Not every company will survive the blow of Covid-19, almost 60 percent of start-ups were on the verge of a shut-down, but the ones that survive this pandemic will become much stronger than before. According to BAN, there are two types of companies that they are excited about, "First, are ones that see traction because of Covid-19, like food delivery and online restaurants that are becoming more efficient with fewer people."
As people are migrating to online education rapidly - BAN sees a lot of opportunities in the education sector as well, Nirjhor mentioned, "We have invested in two start-ups and are currently looking into other EduTech star-ups. Situations like these create opportunities for companies to expand their footprint, sign-up more users, retain them, and then hopefully, monetise them."
One such example is telemedicine - which has certainly become very common and widely adopted.
BAN has taken the pandemic as a blessing in disguise.

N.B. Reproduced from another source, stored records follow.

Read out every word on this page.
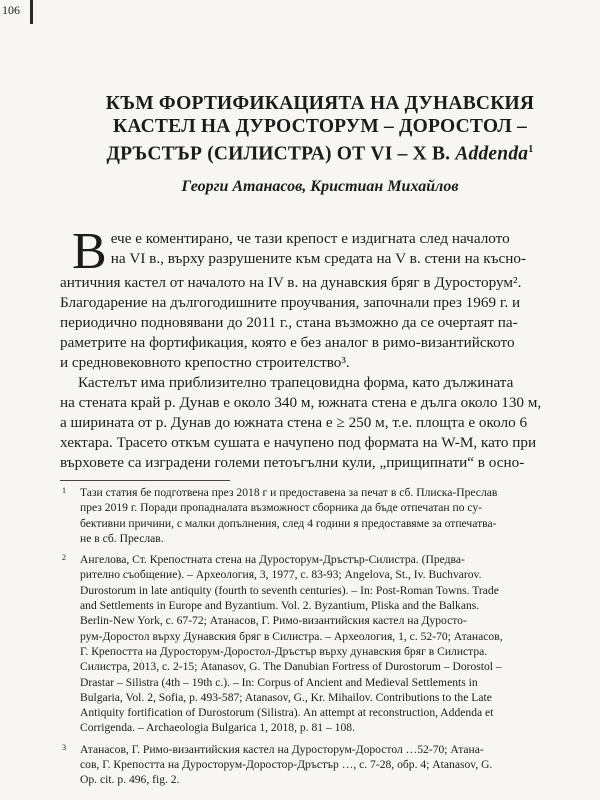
106
КЪМ ФОРТИФИКАЦИЯТА НА ДУНАВСКИЯ
КАСТЕЛ НА ДУРОСТОРУМ – ДОРОСТОЛ –
ДРЪСТЪР (СИЛИСТРА) ОТ VI – X В. Addenda$^1$
Георги Атанасов, Кристиан Михайлов
В ече е коментирано, че тази крепост е издигната след началото
на VI в., върху разрушените към средата на V в. стени на късно-
античния кастел от началото на IV в. на дунавския бряг в Дуросторум².
Благодарение на дългогодишните проучвания, започнали през 1969 г. и
периодично подновявани до 2011 г., стана възможно да се очертаят па-
раметрите на фортификация, която е без аналог в римо-византийското
и средновековното крепостно строителство³.
Кастелът има приблизително трапецовидна форма, като дължината
на стената край р. Дунав е около 340 м, южната стена е дълга около 130 м,
а ширината от р. Дунав до южната стена е ≥ 250 м, т.е. площта е около 6
хектара. Трасето откъм сушата е начупено под формата на W-M, като при
върховете са изградени големи петоъгълни кули, „прищипнати“ в осно-
1 Тази статия бе подготвена през 2018 г и предоставена за печат в сб. Плиска-Преслав
през 2019 г. Поради пропадналата възможност сборника да бъде отпечатан по су-
бективни причини, с малки допълнения, след 4 години я предоставяме за отпечатва-
не в сб. Преслав.
2 Ангелова, Ст. Крепостната стена на Дуросторум-Дръстър-Силистра. (Предва-
рително съобщение). – Археология, 3, 1977, с. 83-93; Angelova, St., Iv. Buchvarov.
Durostorum in late antiquity (fourth to seventh centuries). – In: Post-Roman Towns. Trade
and Settlements in Europe and Byzantium. Vol. 2. Byzantium, Pliska and the Balkans.
Berlin-New York, с. 67-72; Атанасов, Г. Римо-византийския кастел на Дуросто-
рум-Доростол върху Дунавския бряг в Силистра. – Археология, 1, с. 52-70; Атанасов,
Г. Крепостта на Дуросторум-Доростол-Дръстър върху дунавския бряг в Силистра.
Силистра, 2013, с. 2-15; Atanasov, G. The Danubian Fortress of Durostorum – Dorostol –
Drastar – Silistra (4th – 19th c.). – In: Corpus of Ancient and Medieval Settlements in
Bulgaria, Vol. 2, Sofia, p. 493-587; Atanasov, G., Kr. Mihailov. Contributions to the Late
Antiquity fortification of Durostorum (Silistra). An attempt at reconstruction, Addenda et
Corrigenda. – Archaeologia Bulgarica 1, 2018, p. 81 – 108.
3 Атанасов, Г. Римо-византийския кастел на Дуросторум-Доростол …52-70; Атана-
сов, Г. Крепостта на Дуросторум-Доростор-Дръстър …, с. 7-28, обр. 4; Atanasov, G.
Op. cit. p. 496, fig. 2.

Now, instead of being a Bangladesh focused network, they are expanding footprint not only locally but globally as well. "We have members from Australia, Singapore, and affiliates from the Middle East, Europe, UK, Canada, and the USA. The pandemic has allowed us to reach a much greater audience."
We have members from Australia, Singapore, and affiliates from the Middle East, Europe, UK, Canada, and the USA. The pandemic has allowed us to reach a much greater audience
BAN themselves faced challenges due to the changing situation, "March was very difficult, the pandemic changed our model in certain ways." In Nirjhor's opinion, he thought Bangladeshis are still sceptical about doing things online especially when it comes to investing in a company.

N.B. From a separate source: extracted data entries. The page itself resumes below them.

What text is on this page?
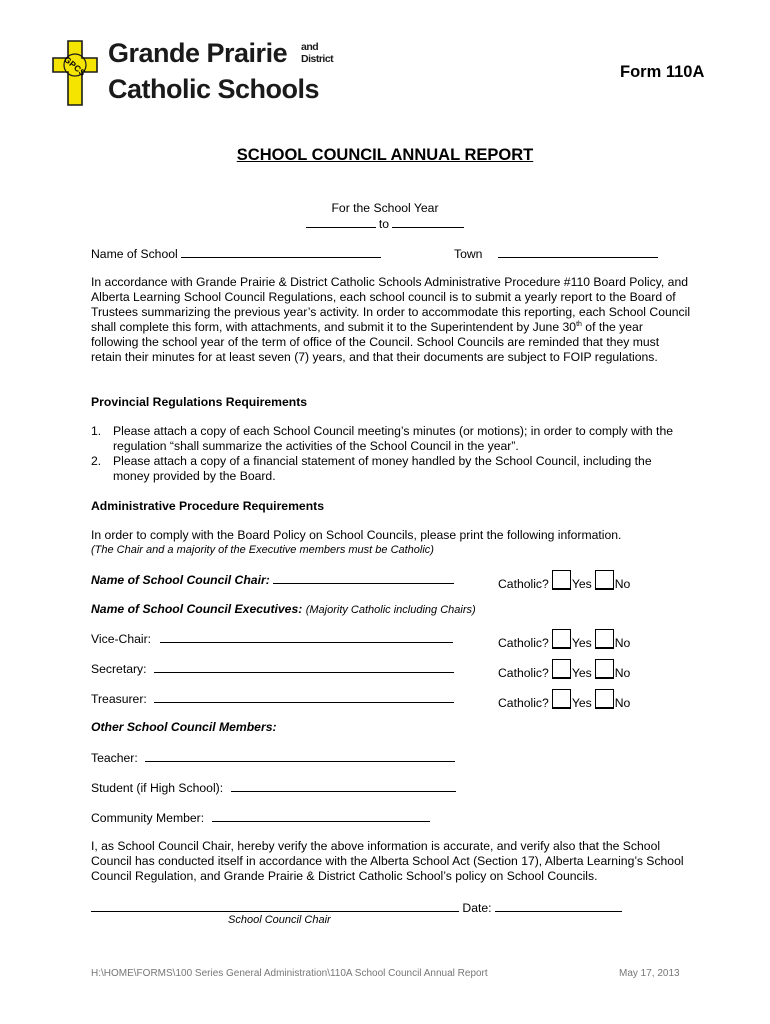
GPCS Grande Prairie and
District
Catholic Schools
Form 110A
SCHOOL COUNCIL ANNUAL REPORT
For the School Year
to
Name of School	Town
In accordance with Grande Prairie & District Catholic Schools Administrative Procedure #110 Board Policy, and Alberta Learning School Council Regulations, each school council is to submit a yearly report to the Board of Trustees summarizing the previous year’s activity. In order to accommodate this reporting, each School Council shall complete this form, with attachments, and submit it to the Superintendent by June 30th of the year following the school year of the term of office of the Council. School Councils are reminded that they must retain their minutes for at least seven (7) years, and that their documents are subject to FOIP regulations.
Provincial Regulations Requirements
1. Please attach a copy of each School Council meeting’s minutes (or motions); in order to comply with the regulation “shall summarize the activities of the School Council in the year”.
2. Please attach a copy of a financial statement of money handled by the School Council, including the money provided by the Board.
Administrative Procedure Requirements
In order to comply with the Board Policy on School Councils, please print the following information.
(The Chair and a majority of the Executive members must be Catholic)
Name of School Council Chair:	Catholic? Yes No
Name of School Council Executives: (Majority Catholic including Chairs)
Vice-Chair:	Catholic? Yes No
Secretary:	Catholic? Yes No
Treasurer:	Catholic? Yes No
Other School Council Members:
Teacher:
Student (if High School):
Community Member:
I, as School Council Chair, hereby verify the above information is accurate, and verify also that the School Council has conducted itself in accordance with the Alberta School Act (Section 17), Alberta Learning’s School Council Regulation, and Grande Prairie & District Catholic School’s policy on School Councils.
Date:
School Council Chair
H:\HOME\FORMS\100 Series General Administration\110A School Council Annual Report	May 17, 2013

With every aspect of BAN moving online, instead of just showcasing start-ups to investors, they are also carrying out digital learning sessions where people can learn from each other about the global market. Nirjhor believes that mentorship, professional and technical support, are as important as financial support for start-ups.
To take starts-ups to the next level, mentors are actively getting involved with the business activities. "This is why BAN exists, our motto is to connect entrepreneurs with smart capital. It is finance that comes with strategic advice, and certain expectations around becoming more professional in your business," remarked Nirjhor.
For start-ups, investment is one of the most important factors needed to sustain in a competitive market. Even when start-ups receive funding from venture capital firms, 25-30 percent of the venture-backed businesses end up failing, according to the National Venture Capital Association of the USA.
Out of many reasons behind start-ups' failure, the most common ones are - lack of product-market need, not the right team, and competition depicts a CB Insights' analysis.
"There are a lot of externalities when it comes to starting a business - you have an idea; put together a group of people who start working on it. In the beginning, founders work part-time but we really like to come in when the founders have settled their affairs and are committed to their idea full-time," said Nirjhor.
BAN believes that starting up a company needs full-time attention. It is easy to put money into a venture but the challenge lies in sustaining it.
BAN is a non-profit company, and they exist for the benefit of the ecosystem. They do charge membership fees for funds raised for start-ups. But the revenue stays within the company so that it can sustain itself in the long run and serve more companies.